Kesterson's footage was shot in mid 06 but the CBC footage is 08 - the journalist makes mention of "2 years ago" and of Kesterson finishing the movie (it just went through advanced screenings).

I don't understand why the debate of "peacekeeping" came into the report - I don't think any Canadian believes this to be anything other than what it is, a gritty, tough counterinsurgency.


----------



## Armymedic (3 Feb 2009)

Mark Kelly does mention that these were shot during Scott's time in Afghanistan in 2006. And again at the end, when he mentions that the film is almost finished 2 years after Scott's time in in country.


----------



## MarkOttawa (3 Feb 2009)

From another topic:
http://forums.milnet.ca/forums/threads/49908/post-807663.html#msg807663

A curse upon the Canadian Broadcasting Corporation (please check the links within _The Torch_ post):
http://toyoufromfailinghands.blogspot.com/2009/02/curse-upon-canadian-broadcasting.html

Some general blogosphere reaction here:
http://www.damianpenny.com/comments/display/12630

Mark
Ottawa


----------



## 54/102 CEF (3 Feb 2009)

Haletown said:
			
		

> The film was shot in early 2006.
> The CBC story doesn't make this clear and the presents the film as "what is happening now"
> 
> In other words, the CBC has their agenda and they won't let either facts or truth get in the way.



I agree on the agenda business - shades of Jane Fonda all over again

The video is great - too bad for the CBC and the photojournalist Mr. Scott (as if we need to do this lastname shtick) are so inept with their anti-war insights. Get a writer for your anti war diatribe - what ever you do you should be excellent in it - unfortunately it sits on the fence and falls off. 

Try try again


----------



## vonGarvin (3 Feb 2009)

Infanteer said:
			
		

> Kesterson's footage was shot in mid 06 but the CBC footage is 08 - the journalist makes mention of "2 years ago" and of Kesterson finishing the movie (it just went through advanced screenings).
> 
> I don't understand why the debate of "peacekeeping" came into the report - I don't think any Canadian believes this to be anything other than what it is, a gritty, tough *counterinsurgency*.


Canadians don't have a clue what a counterinsurgency is.  Neither do most military members.  Some have no idea what it is, others think it's some sort of highly cerebral type of conflict with no place for Maintenance of Morale (3 legged races in the off time, internet connectivity to home, regular postal services) and Administration (10000 man base, where all the planes, logisitics, medics, etc are staged so that the troops in the field don't starve) have no place.  What happens over here is that they shoot at us, we shoot back, sometimes with tanks, and in the meantime, we try to get the Afghans to do the job.  When all is said and done, we are targetting two things: the enemy morale and logisitics.  Everything beyond that is plain wordsmithing.

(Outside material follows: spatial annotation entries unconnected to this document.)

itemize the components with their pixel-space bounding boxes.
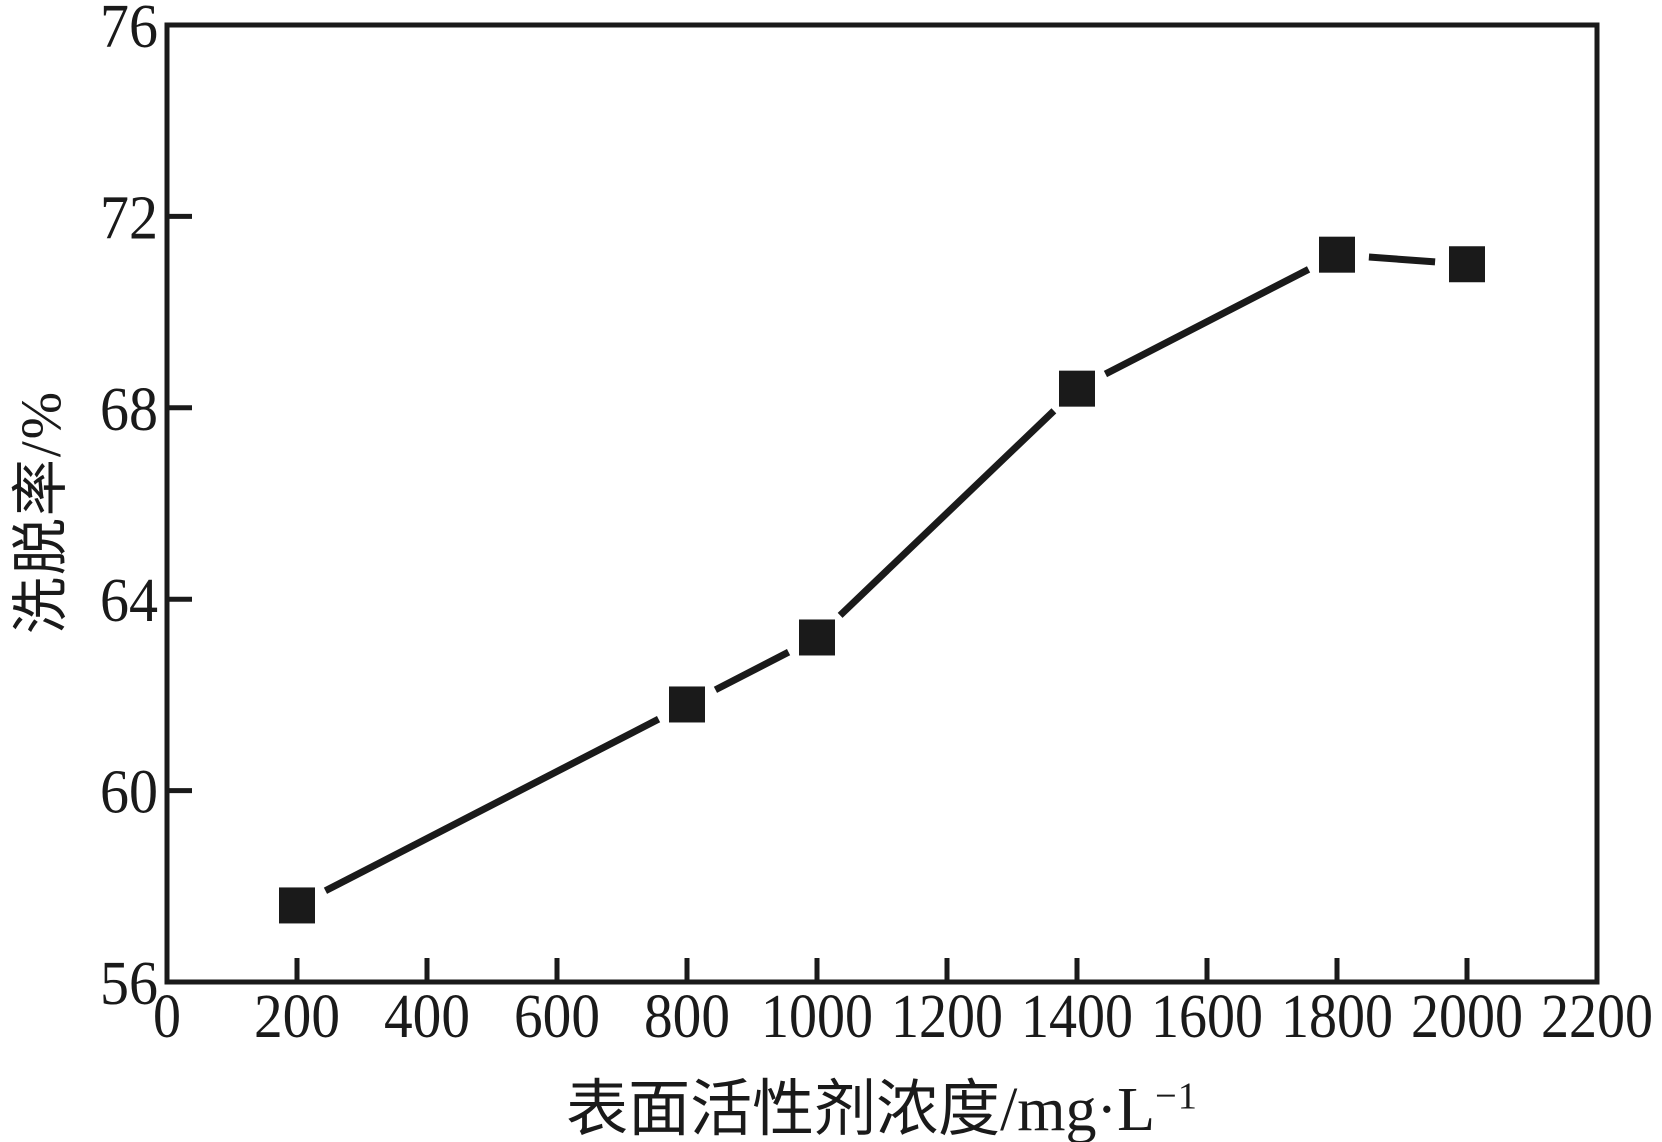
data-point-marker (279, 887, 315, 924)
x-tick-label: 1600 (1151, 983, 1263, 1051)
y-tick-label: 68 (100, 376, 158, 444)
y-tick-label: 72 (100, 184, 158, 252)
data-point-marker (799, 619, 835, 656)
axis-box (164, 22, 1600, 985)
x-tick-label: 400 (384, 983, 470, 1051)
series-line-segment (713, 649, 791, 693)
y-tick-label: 56 (100, 950, 158, 1018)
series-line-segment (837, 408, 1057, 618)
x-tick-label: 2200 (1541, 983, 1653, 1051)
y-tick-label: 60 (100, 759, 158, 827)
y-tick-label: 64 (100, 567, 158, 635)
series-line-segment (1368, 253, 1436, 266)
x-tick-label: 1800 (1281, 983, 1393, 1051)
series-line-segment (323, 716, 661, 894)
x-tick-label: 1200 (891, 983, 1003, 1051)
series-line-segment (1103, 266, 1311, 378)
x-tick-label: 1000 (761, 983, 873, 1051)
x-tick-label: 2000 (1411, 983, 1523, 1051)
x-tick-label: 1400 (1021, 983, 1133, 1051)
y-axis-title: 洗脱率/% (10, 389, 73, 635)
x-axis-title-superscript: −1 (1155, 1075, 1198, 1118)
y-tick-label: 76 (100, 0, 158, 61)
x-axis-title-text: 表面活性剂浓度/mg·L (566, 1076, 1156, 1142)
x-tick-label: 600 (514, 983, 600, 1051)
data-point-marker (1319, 236, 1355, 273)
x-axis-title: 表面活性剂浓度/mg·L−1 (167, 1058, 1597, 1142)
x-tick-label: 200 (254, 983, 340, 1051)
data-point-marker (1059, 370, 1095, 407)
data-point-marker (669, 686, 705, 723)
x-tick-label: 0 (153, 983, 181, 1051)
x-tick-label: 800 (644, 983, 730, 1051)
data-point-marker (1449, 246, 1485, 283)
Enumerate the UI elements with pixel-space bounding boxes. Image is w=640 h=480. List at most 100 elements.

Why "peacekeeping?"  Well, the notion (false though it may have been) is that our military was designed to wear blue berets, weapon slung and a pair of binos up to our faces.  Hell, when Rick Mercer was in Kabul in '03, he probably said "peacekeeper" about a billion times during his schtick.

Anyway, back to making more history.


----------



## Infanteer (4 Feb 2009)

Midnight Rambler said:
			
		

> Canadians don't have a clue what a counterinsurgency is.  Neither do most military members.  Some have no idea what it is, others think it's some sort of highly cerebral type of conflict with no place for Maintenance of Morale (3 legged races in the off time, internet connectivity to home, regular postal services) and Administration (10000 man base, where all the planes, logisitics, medics, etc are staged so that the troops in the field don't starve) have no place.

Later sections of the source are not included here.